Of course, this means that it is just a concern you would have to address and there are various ways you can solve this type of problem (unless it is your intention to overlap the strings). One alternative you can use is to draw the string inside of a box and not allow it to go beyond that box. To support this, the DrawString() method has the following version:

public void DrawString(string s, Font font, Brush brush, RectangleF layoutRectangle);

The last argument is a rectangle value with floating-point numbers. The string would be drawn inside that rectangle. Anything that could go beyond that rectangle would disappear.

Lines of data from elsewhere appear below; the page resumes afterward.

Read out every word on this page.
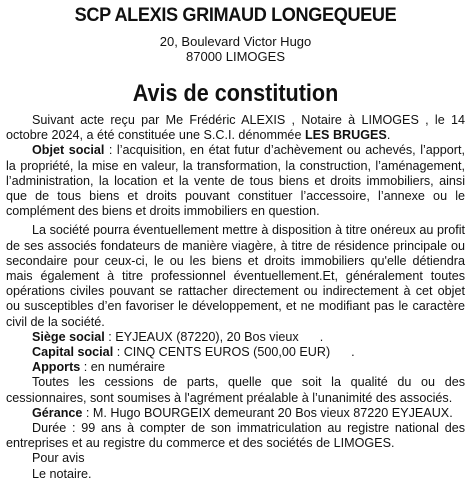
SCP ALEXIS GRIMAUD LONGEQUEUE

20, Boulevard Victor Hugo

87000 LIMOGES

Avis de constitution

Suivant acte reçu par Me Frédéric ALEXIS , Notaire à LIMOGES , le 14 octobre 2024, a été constituée une S.C.I. dénommée LES BRUGES.

Objet social : l’acquisition, en état futur d’achèvement ou achevés, l’apport, la propriété, la mise en valeur, la transformation, la construction, l’aménagement, l’administration, la location et la vente de tous biens et droits immobiliers, ainsi que de tous biens et droits pouvant constituer l’accessoire, l’annexe ou le complément des biens et droits immobiliers en question.

La société pourra éventuellement mettre à disposition à titre onéreux au profit de ses associés fondateurs de manière viagère, à titre de résidence principale ou secondaire pour ceux-ci, le ou les biens et droits immobiliers qu'elle détiendra mais également à titre professionnel éventuellement.Et, généralement toutes opérations civiles pouvant se rattacher directement ou indirectement à cet objet ou susceptibles d’en favoriser le développement, et ne modifiant pas le caractère civil de la société.

Siège social : EYJEAUX (87220), 20 Bos vieux      .

Capital social : CINQ CENTS EUROS (500,00 EUR)      .

Apports : en numéraire

Toutes les cessions de parts, quelle que soit la qualité du ou des cessionnaires, sont soumises à l'agrément préalable à l’unanimité des associés.

Gérance : M. Hugo BOURGEIX demeurant 20 Bos vieux 87220 EYJEAUX.

Durée : 99 ans à compter de son immatriculation au registre national des entreprises et au registre du commerce et des sociétés de LIMOGES.

Pour avis

Le notaire.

Here is an example:

void Painter(object sender, PaintEventArgs e)
{
        FontFamily fntFamily = new FontFamily("Times New Roman");
        Font fntWrite = new Font(fntFamily, 20.00F, FontStyle.Regular);
        RectangleF rect = new RectangleF(10.00F, 8.00F, 160.00F, 20.00F);

        e.Graphics.DrawString("College Park Auto-Parts", fntWrite, Brushes.Blue, rect);
}

This would produce:

Notice that, not only is the string too tall for the rectangle, but also the string is too long. This means that you must appropriately define the rectangle.